Senior leaders describe consistency and higher expectations as the main impact of the school’s work so far. Consistency of teaching and learning and consistency of approach across all classrooms in age appropriate manners. Behaviour has improved across the school significantly and vulnerable, disadvantaged and children with high needs are now thriving in classrooms alongside their peers. There are individual case study examples of children who might previously have been struggling who have gone onto begin to achieve greater academic outcomes than similar children previously e.g. a child in Year 5 who was previously educated in a small break-out group for half of the school day on a curriculum below age-related expectations, now works in class with peers full-time and accesses Year 5 expectations. The school is ambitious to translate this into cohort level academic outcome improvement and see this is most likely with the youngest children – those that have been part of the new culture and approach from their first days in school.

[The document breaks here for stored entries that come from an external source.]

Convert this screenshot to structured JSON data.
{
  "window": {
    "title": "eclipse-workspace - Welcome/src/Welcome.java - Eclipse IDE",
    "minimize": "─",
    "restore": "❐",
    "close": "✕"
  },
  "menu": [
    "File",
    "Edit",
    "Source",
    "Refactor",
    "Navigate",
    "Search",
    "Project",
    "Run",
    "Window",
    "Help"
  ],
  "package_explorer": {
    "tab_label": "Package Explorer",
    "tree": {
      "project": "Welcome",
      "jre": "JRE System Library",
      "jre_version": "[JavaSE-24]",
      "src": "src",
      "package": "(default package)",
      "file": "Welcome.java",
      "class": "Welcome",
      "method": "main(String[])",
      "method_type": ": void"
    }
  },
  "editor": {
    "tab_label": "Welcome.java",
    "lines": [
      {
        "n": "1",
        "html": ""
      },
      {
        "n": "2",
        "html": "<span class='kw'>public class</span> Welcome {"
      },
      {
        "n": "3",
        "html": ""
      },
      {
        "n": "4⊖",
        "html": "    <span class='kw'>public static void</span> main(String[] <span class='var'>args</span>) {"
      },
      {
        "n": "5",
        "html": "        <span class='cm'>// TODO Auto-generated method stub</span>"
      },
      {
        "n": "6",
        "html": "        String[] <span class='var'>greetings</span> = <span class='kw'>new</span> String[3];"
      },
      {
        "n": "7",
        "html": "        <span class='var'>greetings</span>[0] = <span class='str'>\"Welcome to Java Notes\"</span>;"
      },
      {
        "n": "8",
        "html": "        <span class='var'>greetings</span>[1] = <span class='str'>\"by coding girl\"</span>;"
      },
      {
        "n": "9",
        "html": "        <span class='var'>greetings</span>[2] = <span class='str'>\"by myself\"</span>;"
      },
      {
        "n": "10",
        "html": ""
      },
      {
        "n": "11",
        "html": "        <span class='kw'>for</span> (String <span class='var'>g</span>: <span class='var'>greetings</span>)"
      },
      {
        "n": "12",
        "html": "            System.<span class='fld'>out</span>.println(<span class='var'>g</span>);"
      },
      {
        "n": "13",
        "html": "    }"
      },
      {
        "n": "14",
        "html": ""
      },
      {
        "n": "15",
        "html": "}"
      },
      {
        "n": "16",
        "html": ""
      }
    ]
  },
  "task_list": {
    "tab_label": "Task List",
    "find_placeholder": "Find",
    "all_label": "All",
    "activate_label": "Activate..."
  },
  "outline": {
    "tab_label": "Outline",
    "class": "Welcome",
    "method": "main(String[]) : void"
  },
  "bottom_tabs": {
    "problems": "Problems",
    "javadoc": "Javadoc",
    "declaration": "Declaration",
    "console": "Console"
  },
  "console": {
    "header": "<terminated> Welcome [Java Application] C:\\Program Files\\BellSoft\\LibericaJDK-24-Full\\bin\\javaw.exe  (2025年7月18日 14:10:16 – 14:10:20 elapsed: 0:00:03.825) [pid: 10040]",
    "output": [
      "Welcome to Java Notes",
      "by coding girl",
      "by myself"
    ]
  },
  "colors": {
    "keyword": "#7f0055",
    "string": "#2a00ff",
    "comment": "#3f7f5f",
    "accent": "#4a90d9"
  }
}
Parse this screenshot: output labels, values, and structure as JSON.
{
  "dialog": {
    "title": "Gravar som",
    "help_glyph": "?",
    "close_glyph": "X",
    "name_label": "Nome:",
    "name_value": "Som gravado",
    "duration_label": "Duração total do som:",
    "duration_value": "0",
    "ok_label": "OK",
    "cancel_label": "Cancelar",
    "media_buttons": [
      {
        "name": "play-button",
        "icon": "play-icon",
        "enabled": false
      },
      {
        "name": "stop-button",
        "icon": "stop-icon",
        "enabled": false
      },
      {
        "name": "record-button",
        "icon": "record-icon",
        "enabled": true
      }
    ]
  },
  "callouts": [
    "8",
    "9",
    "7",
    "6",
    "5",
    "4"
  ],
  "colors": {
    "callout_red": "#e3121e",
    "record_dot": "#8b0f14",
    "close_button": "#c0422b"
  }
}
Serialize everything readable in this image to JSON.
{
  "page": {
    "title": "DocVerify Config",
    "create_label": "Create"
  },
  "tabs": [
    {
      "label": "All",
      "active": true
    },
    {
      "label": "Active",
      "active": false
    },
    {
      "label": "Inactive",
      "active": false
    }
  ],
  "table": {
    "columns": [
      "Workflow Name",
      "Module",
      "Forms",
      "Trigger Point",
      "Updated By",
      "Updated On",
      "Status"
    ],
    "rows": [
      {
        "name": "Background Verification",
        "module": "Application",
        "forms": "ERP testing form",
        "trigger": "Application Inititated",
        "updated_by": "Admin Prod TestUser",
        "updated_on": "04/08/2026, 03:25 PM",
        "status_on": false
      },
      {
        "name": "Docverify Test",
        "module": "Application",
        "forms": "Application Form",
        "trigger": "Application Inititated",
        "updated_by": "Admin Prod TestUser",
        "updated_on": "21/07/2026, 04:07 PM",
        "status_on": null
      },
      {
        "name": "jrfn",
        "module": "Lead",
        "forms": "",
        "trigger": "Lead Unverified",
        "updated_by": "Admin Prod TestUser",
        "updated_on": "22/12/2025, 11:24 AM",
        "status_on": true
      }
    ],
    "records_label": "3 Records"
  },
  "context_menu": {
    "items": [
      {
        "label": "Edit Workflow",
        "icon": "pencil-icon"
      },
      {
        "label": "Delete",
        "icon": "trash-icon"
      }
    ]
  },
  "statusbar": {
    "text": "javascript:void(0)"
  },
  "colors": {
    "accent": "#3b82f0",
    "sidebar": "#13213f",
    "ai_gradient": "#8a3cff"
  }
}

The school has also been recently inspected (May 2022) and received a judgement of good’ for Leadership and Management and Behaviour and Attitudes and outstanding’ for Personal Development. Inspectors recognised that, the headteacher and senior leaders are passionate advocates for the pupils” and teachers are ambitious for all pupils, including those with SEND…pupils rise to the challenge.” The report also states that, parents and carers are overwhelmingly supportive of this inclusive school” and pupils state they are treated fairly and equally.” Summer 2022 internal data also shows that the majority of children with SEND and those Disadvantaged are making good progress from their individual starting points although the gap in attainment between them and their peers is still evident. There are also gaps in attendance between SEND and Disadvantaged children and their peers and this is key priority for the school moving forward.

Next steps


As with any improvement journey in school, it’s never complete. School leaders articulate their next steps ambitions under three broad headings:

Fine tuning and monitoring the work done to date – recognising how important sustaining change is
Greater focus at child level on the value Striving for excellence’ – developing a better understanding of what this looks like for children and what more children can do to embody this value
Broadening the scope of the work on culture so that the values begin to infiltrate into the community, beyond the school walls both now but in the future.

The team are ambitious that the school is at the heart of the community, playing a key role in supporting and enhancing life for those that it serves As the head teacher nicely summarised; When I meet a child from the school in 10 or 15 years time I want to hear from them about the ways in which our school values have helped shape their life both whilst they were here but also after they left.”